Judah finally is forced to confront the unfairness with which he treated Tamar and exonerates her from wrongdoing.

Having known her once, he never abstained from her again. -- Talmud Sotah 10b

Once the widow is pregnant, the levirate is over. The laws do not specify that the woman should continue to be the wife of the levir. Sleeping with a daughter-in-law becomes an incestuous act, and the story hastens to assure us that Judah never slept with Tamar again. -- Tikva Frymer-Kensky, Reading the Women of the Bible

Tamar seized this one prime moment for action, securing her, our, destiny. In any case, whether she was a common prostitute (zonah), or a sacred priestess (kedeshah), or temporarily pretending, her daring dance with illicit sex is surprisingly seen by our tradition as just, moral, and ethical. She is a woman who resorts to desperate measures, and in doing so, she shows Judah’s lack of commitment, at least to levirate marriage. -- Rabbi Geela-Rayzel Raphael, “Power, Sex, and Deception,” from The Women’s Torah Commentary, Rabbi Elyse Goldstein, ed.

Questions for Discussion:

Contrary to the Torah text, the Talmudic tractate of Sotah claims that Judah continues to be intimate with Tamar after her sons are born. What do you think Judah’s relationship with Tamar is like at this point? Does he treat her with the level of affection due to a wife? Does he truly mean it that she is more righteous than he is, and approach her accordingly? Or, is does he take part in the relationship with awkwardness or even anger?

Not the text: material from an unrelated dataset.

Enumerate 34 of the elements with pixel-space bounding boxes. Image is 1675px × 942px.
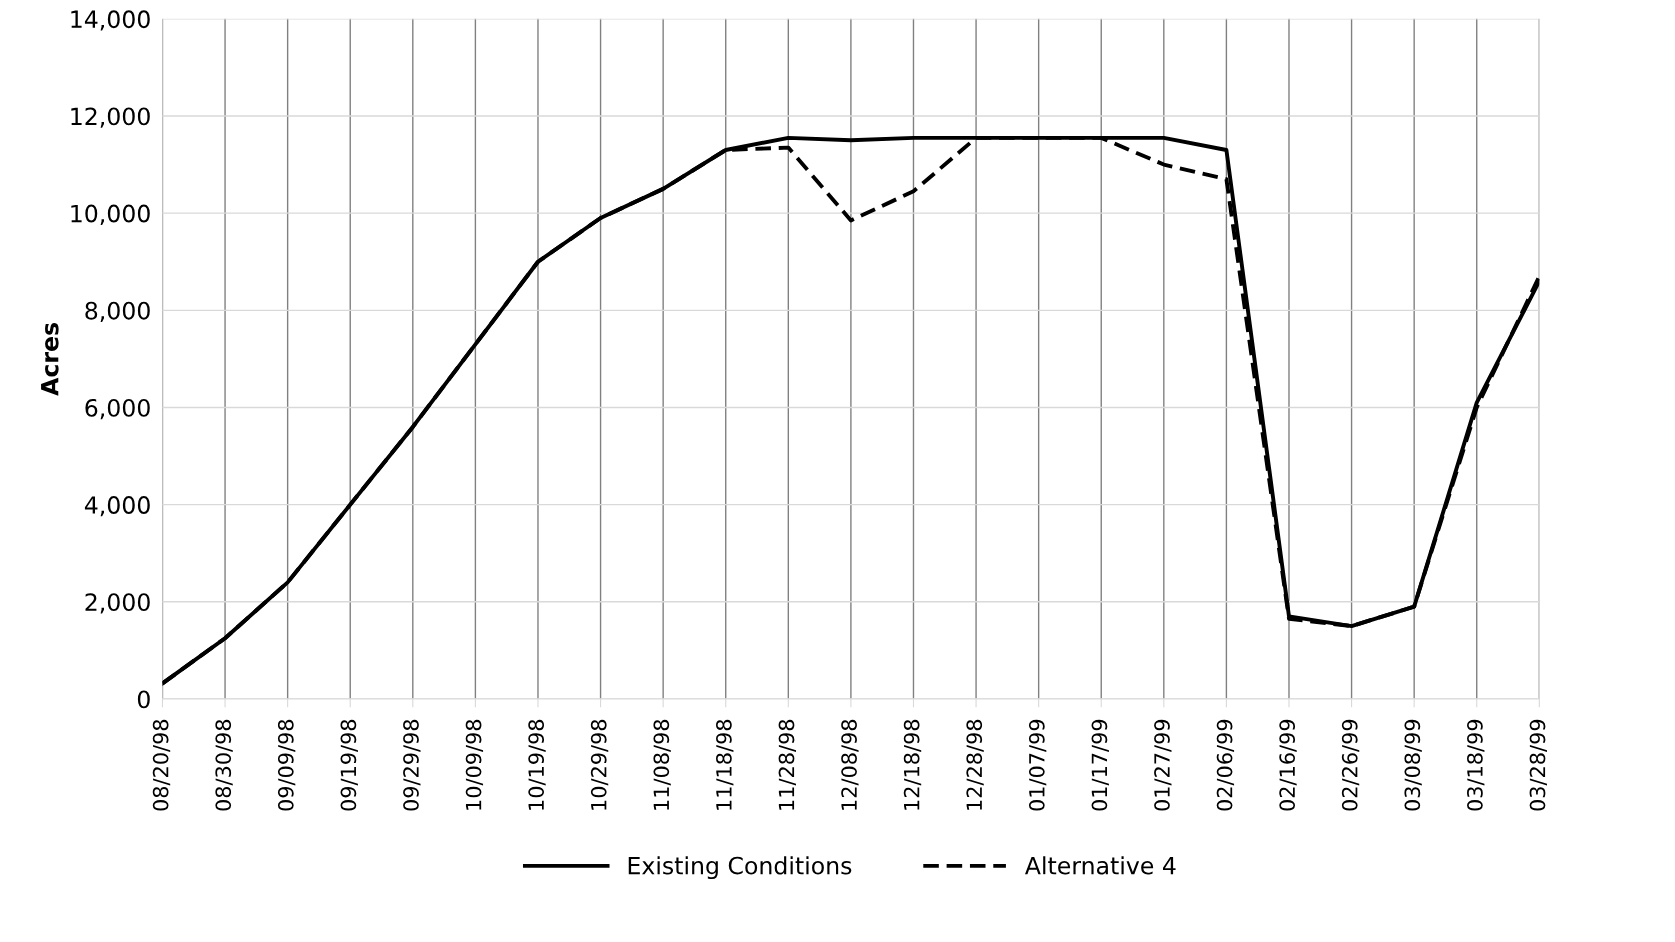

Contrary to the account in Sotah, Frymer-Kensky goes with the original meaning of the text, that Judah never is intimate with Tamar again. Which commentary is more believable?

Raphael celebrates Tamar’s proactive role in this story. Tamar named alongside numerous like-minded women, including Rebekah, Hannah, Deborah and Esther. How are today’s egalitarian communities a celebration of women like them?